Рыцарь задумался и сказал после:
— Дом не по карману. Ваш этот дом вполне пригоден для жилья. Я не из тех спесивцев, что требуют личных апартаментов.
— Да, но здесь помимо вас будут жить и другие люди: и мой поп, которому теперь будет принадлежать дом, и молодые господа из города. И мои оруженосцы.
— Ничего, я не дерзкий человек и напрасных свар не затеваю, тем более что из всех ваших людей я буду старшим, а значит, должен быть им примером.
— Хорошо, но имейте в виду, что для дома вы можете брать всё, что найдёте на моей земле, бесплатно. Мои офицеры поначалу, пока не было кирпича у нас, строили свои дома из орешника и глины, хорошего леса на них уходило немного, дома были просты, но удобны и даже красивы, если их побелить. А теперь у нас и кирпич свой, солдаты жгут его во множестве, он дёшев.
— Вот как? — Задумался фон Клаузевиц. — И где же мне будет позволено ставить дом, если надумаю?
— Да где захотите, хоть тут, в Эшбахте, хоть у сыроварни.
— У сыроварни это…
— Это как ехать к амбарам, к реке, на восток, там дома всех моих офицеров. Впрочем, если вас не тяготит жить с другими господами тут, то живите, я просто предложил вам.
— Спасибо, — рыцарь поклонился, — я буду думать.
***
Пришли из нового дома госпожа Эшбахт и госпожа Ланге. Бригитт весела, радостна, вся светится от переезда и от того, что у неё будут свои покои. Даже Элеонора Августа, и та не так недовольна, как обычно. Даже сама заговорила с Волковым. Стала говорить, что надобно купить в дом.
— Будет, будет вам, — морщился кавалер, слушая разговоры и причитания женщин. — Перин и простыней у нас достаточно с приданого госпожи. Посуды у нас столько, что лишняя есть.
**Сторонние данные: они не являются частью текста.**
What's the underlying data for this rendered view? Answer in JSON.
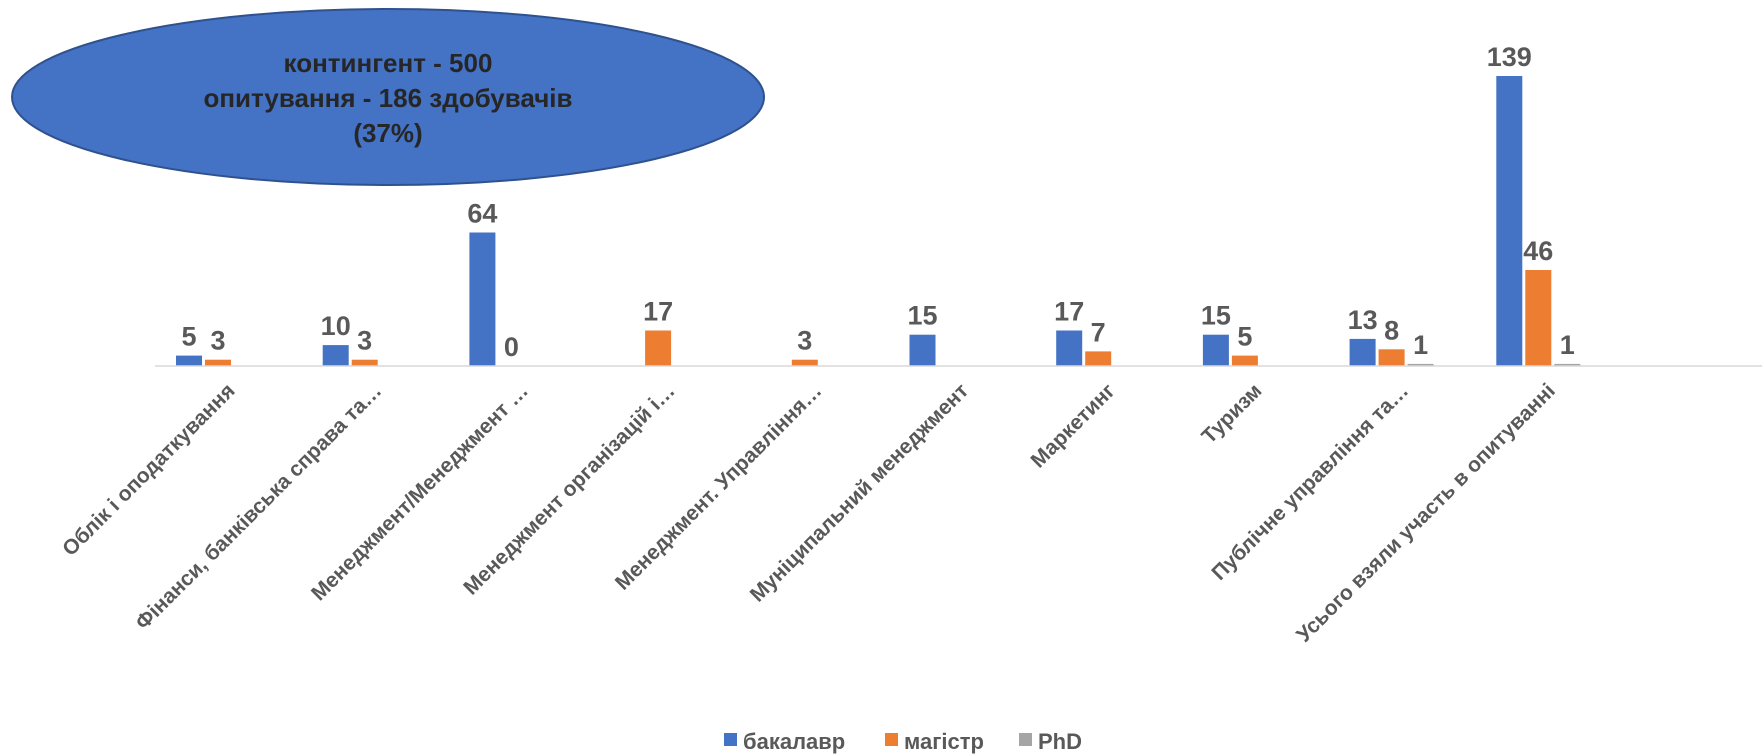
{
  "callout": {
    "lines": [
      "контингент - 500",
      "опитування - 186 здобувачів",
      "(37%)"
    ],
    "color": "#4472C4"
  },
  "chart_data": {
    "type": "bar",
    "categories": [
      "Облік і оподаткування",
      "Фінанси, банківська справа та…",
      "Менеджмент/Менеджмент …",
      "Менеджмент організацій і…",
      "Менеджмент. Управління…",
      "Муніципальний менеджмент",
      "Маркетинг",
      "Туризм",
      "Публічне управління та…",
      "Усього взяли участь в опитуванні"
    ],
    "series": [
      {
        "name": "бакалавр",
        "color": "#4472C4",
        "values": [
          5,
          10,
          64,
          null,
          null,
          15,
          17,
          15,
          13,
          139
        ]
      },
      {
        "name": "магістр",
        "color": "#ED7D31",
        "values": [
          3,
          3,
          0,
          17,
          3,
          null,
          7,
          5,
          8,
          46
        ]
      },
      {
        "name": "PhD",
        "color": "#A5A5A5",
        "values": [
          null,
          null,
          null,
          null,
          null,
          null,
          null,
          null,
          1,
          1
        ]
      }
    ],
    "ylim": [
      0,
      139
    ],
    "grid": false,
    "legend": "bottom-center"
  }
}
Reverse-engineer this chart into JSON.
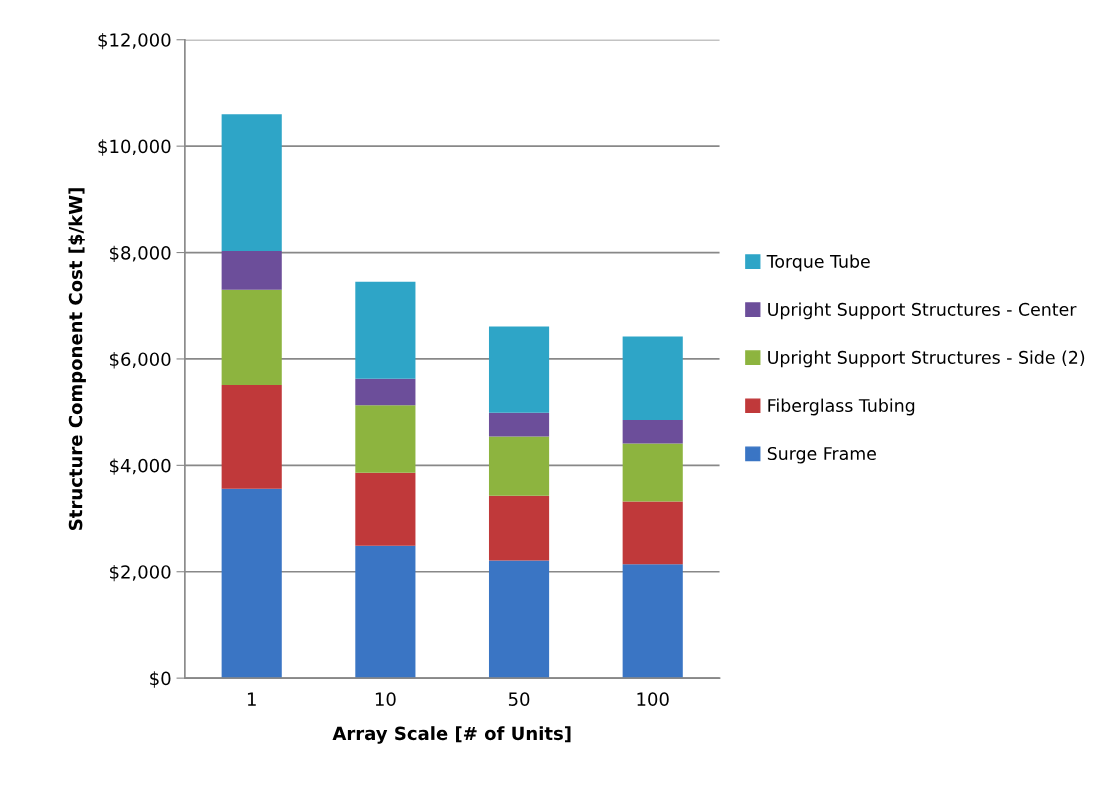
{
  "chart_data": {
    "type": "bar",
    "stacked": true,
    "xlabel": "Array Scale [# of Units]",
    "ylabel": "Structure Component Cost [$/kW]",
    "categories": [
      "1",
      "10",
      "50",
      "100"
    ],
    "series": [
      {
        "name": "Surge Frame",
        "color": "#3a75c4",
        "values": [
          3560,
          2490,
          2210,
          2140
        ]
      },
      {
        "name": "Fiberglass Tubing",
        "color": "#c0393a",
        "values": [
          1950,
          1370,
          1220,
          1180
        ]
      },
      {
        "name": "Upright Support Structures - Side (2)",
        "color": "#8db43f",
        "values": [
          1790,
          1270,
          1110,
          1090
        ]
      },
      {
        "name": "Upright Support Structures - Center",
        "color": "#6c4e9a",
        "values": [
          730,
          500,
          450,
          440
        ]
      },
      {
        "name": "Torque Tube",
        "color": "#2ea5c7",
        "values": [
          2570,
          1820,
          1620,
          1570
        ]
      }
    ],
    "ylim": [
      0,
      12000
    ],
    "yticks": [
      {
        "value": 0,
        "label": "$0"
      },
      {
        "value": 2000,
        "label": "$2,000"
      },
      {
        "value": 4000,
        "label": "$4,000"
      },
      {
        "value": 6000,
        "label": "$6,000"
      },
      {
        "value": 8000,
        "label": "$8,000"
      },
      {
        "value": 10000,
        "label": "$10,000"
      },
      {
        "value": 12000,
        "label": "$12,000"
      }
    ],
    "grid": "y",
    "legend": "right"
  }
}
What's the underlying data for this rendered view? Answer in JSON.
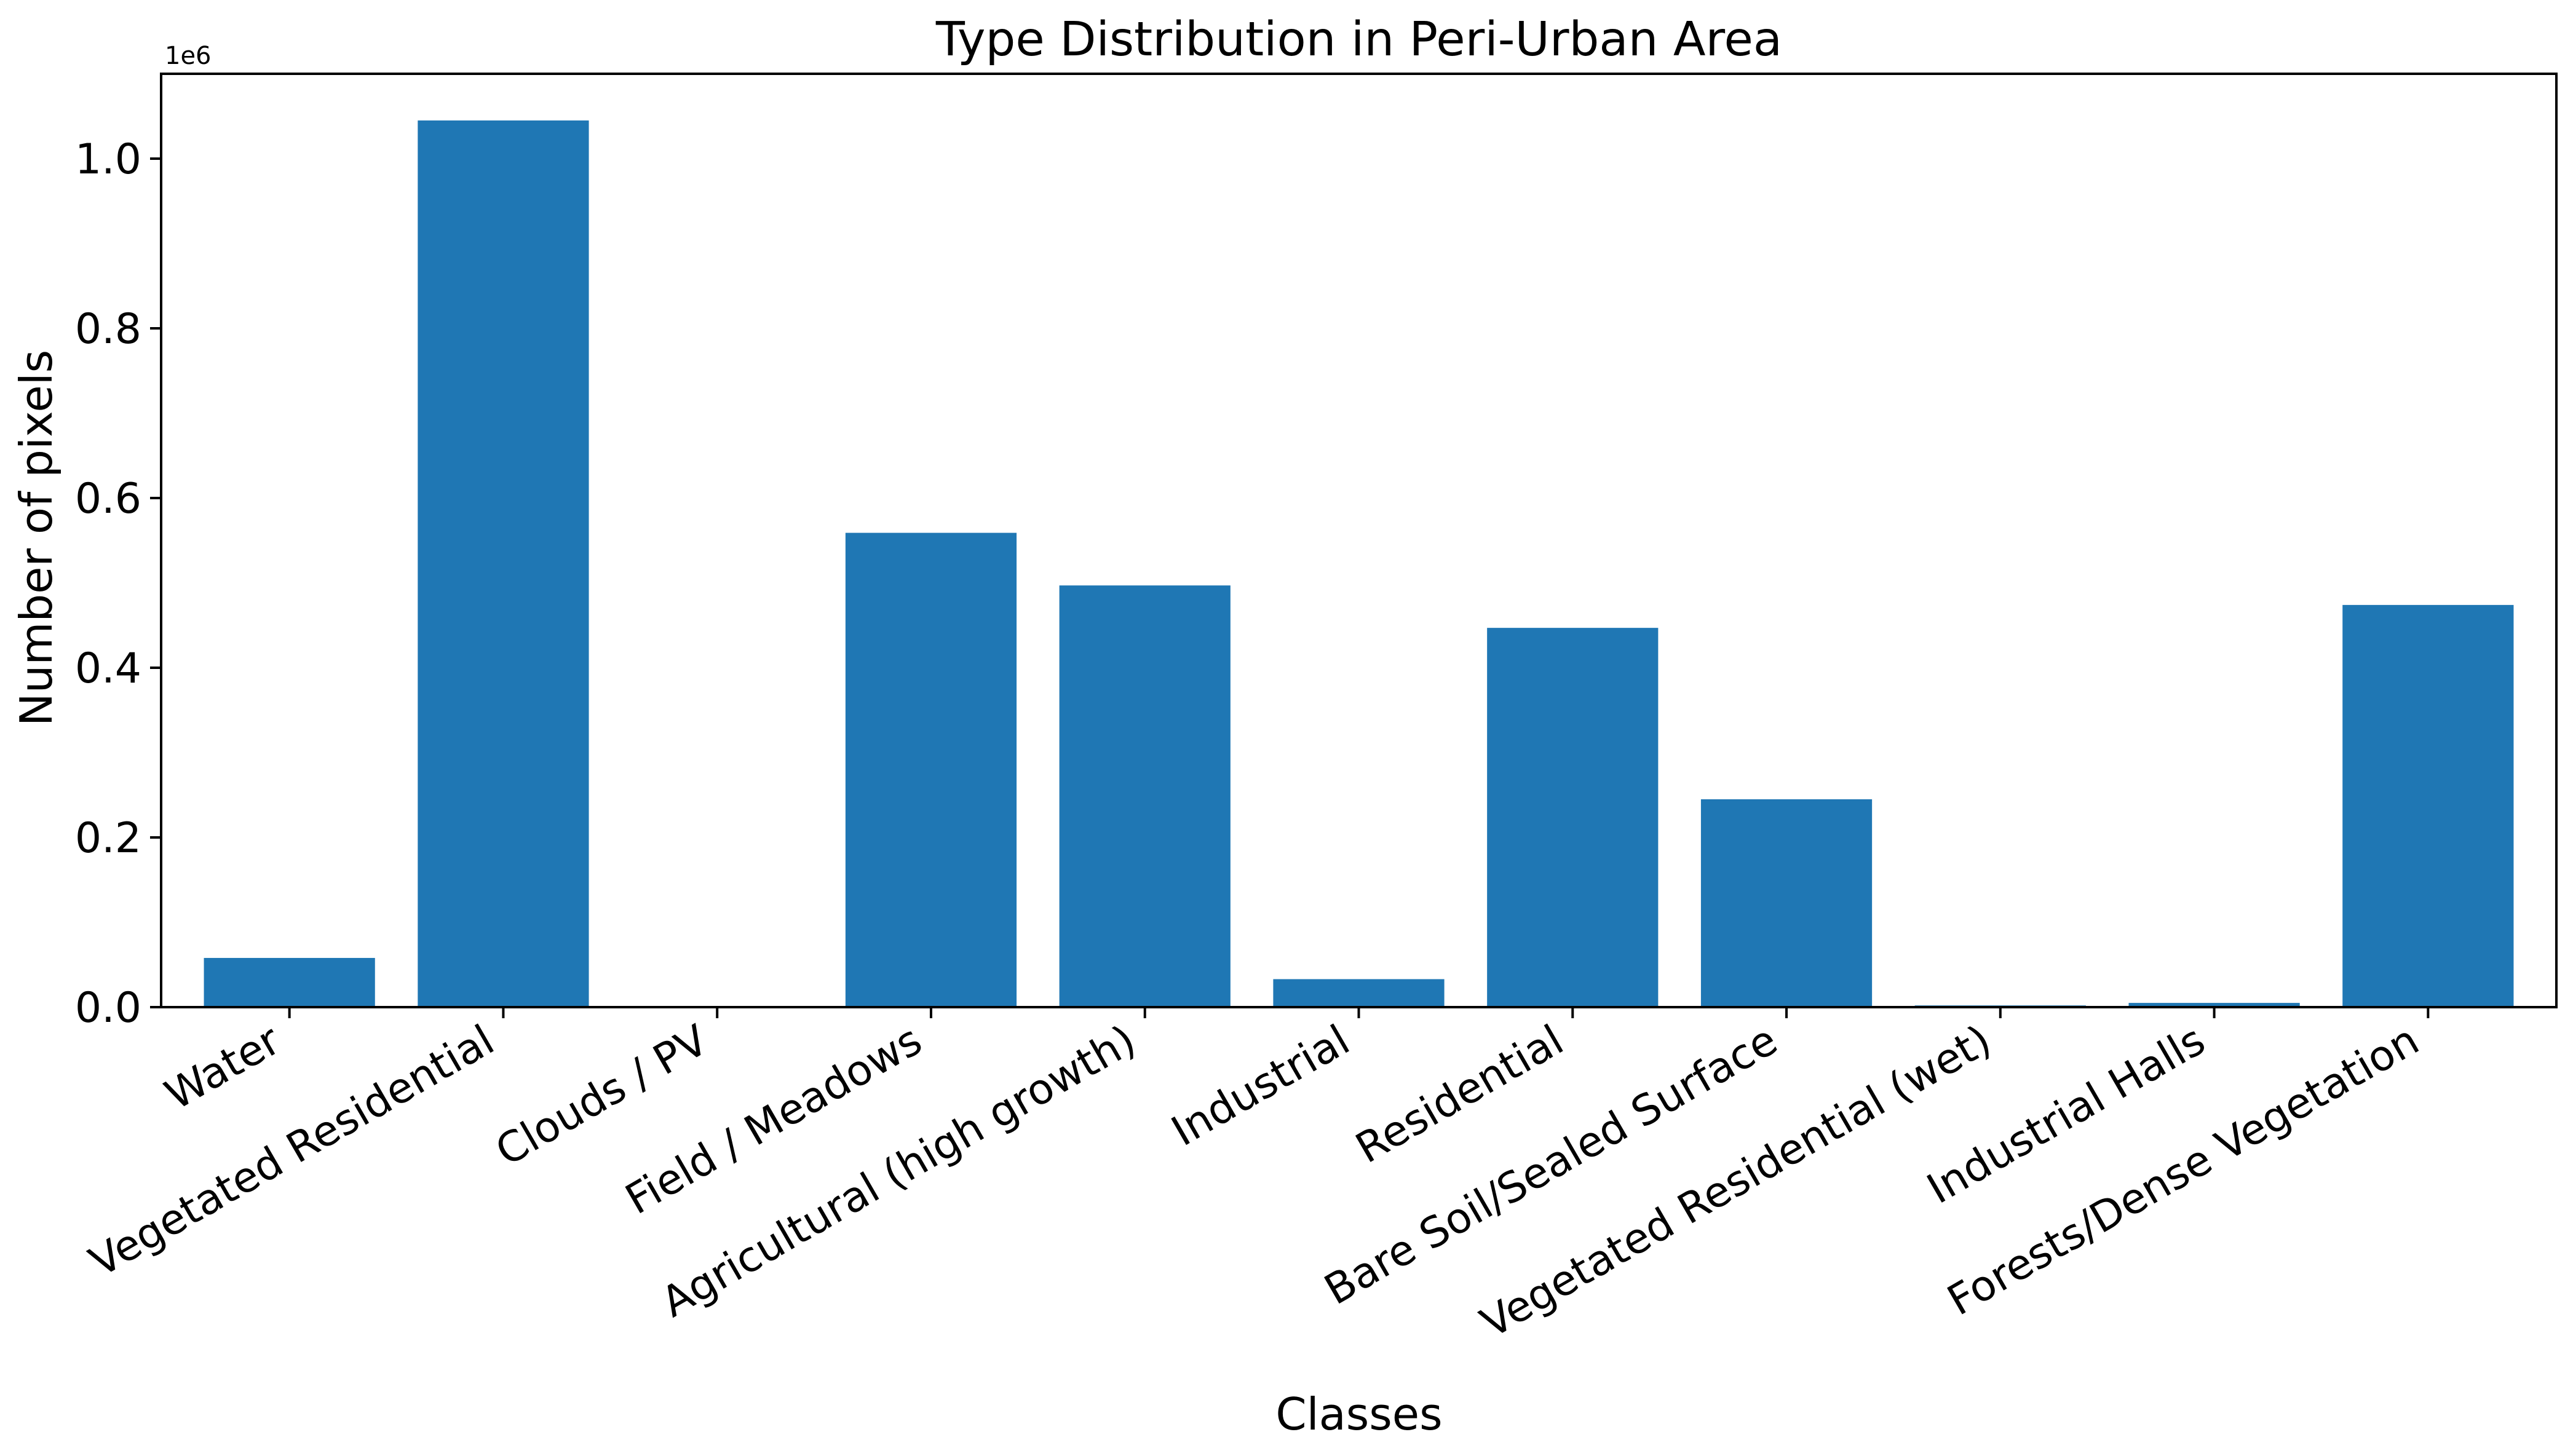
{
  "chart_data": {
    "type": "bar",
    "title": "Type Distribution in Peri-Urban Area",
    "xlabel": "Classes",
    "ylabel": "Number of pixels",
    "y_offset_label": "1e6",
    "categories": [
      "Water",
      "Vegetated Residential",
      "Clouds / PV",
      "Field / Meadows",
      "Agricultural (high growth)",
      "Industrial",
      "Residential",
      "Bare Soil/Sealed Surface",
      "Vegetated Residential (wet)",
      "Industrial Halls",
      "Forests/Dense Vegetation"
    ],
    "values": [
      58000,
      1045000,
      0,
      559000,
      497000,
      33000,
      447000,
      245000,
      2000,
      5000,
      474000
    ],
    "ylim": [
      0,
      1100000
    ],
    "yticks": [
      0,
      200000,
      400000,
      600000,
      800000,
      1000000
    ],
    "ytick_labels": [
      "0.0",
      "0.2",
      "0.4",
      "0.6",
      "0.8",
      "1.0"
    ],
    "bar_color": "#1f77b4",
    "grid": false,
    "legend": "none"
  }
}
Коли гости придут, так всем серебряных стаканов хватит.
— А кровати, — с возмущением говорил жена, — мне… Нам нужна новая кровать. А Бригитт кровать? Я хочу, чтобы у Бригитт была хорошая кровать. А ещё гобелены на стены.
— Хорошо-хорошо, — вздыхал кавалер, — будет госпоже Ланге хорошая кровать и хорошие перины с простынями. Все будет.
Госпожа Ланге улыбалась довольная. А Волков подсчитывал в уме расходы. Тут пришёл Максимилиан и сказал:
— Кавалер, к вам гонец.
Волков даже спрашивать не стал: что это за гонец, от кого или как выглядит. Он и так знал, от кого. И не ошибся. Опять был гонец от самого курфюрста. Гонец стоял в трёх шагах от кавалера с пакетом в руке, а Волков письма не брал. Тогда Максимилиан забрал письмо и положил его перед ним.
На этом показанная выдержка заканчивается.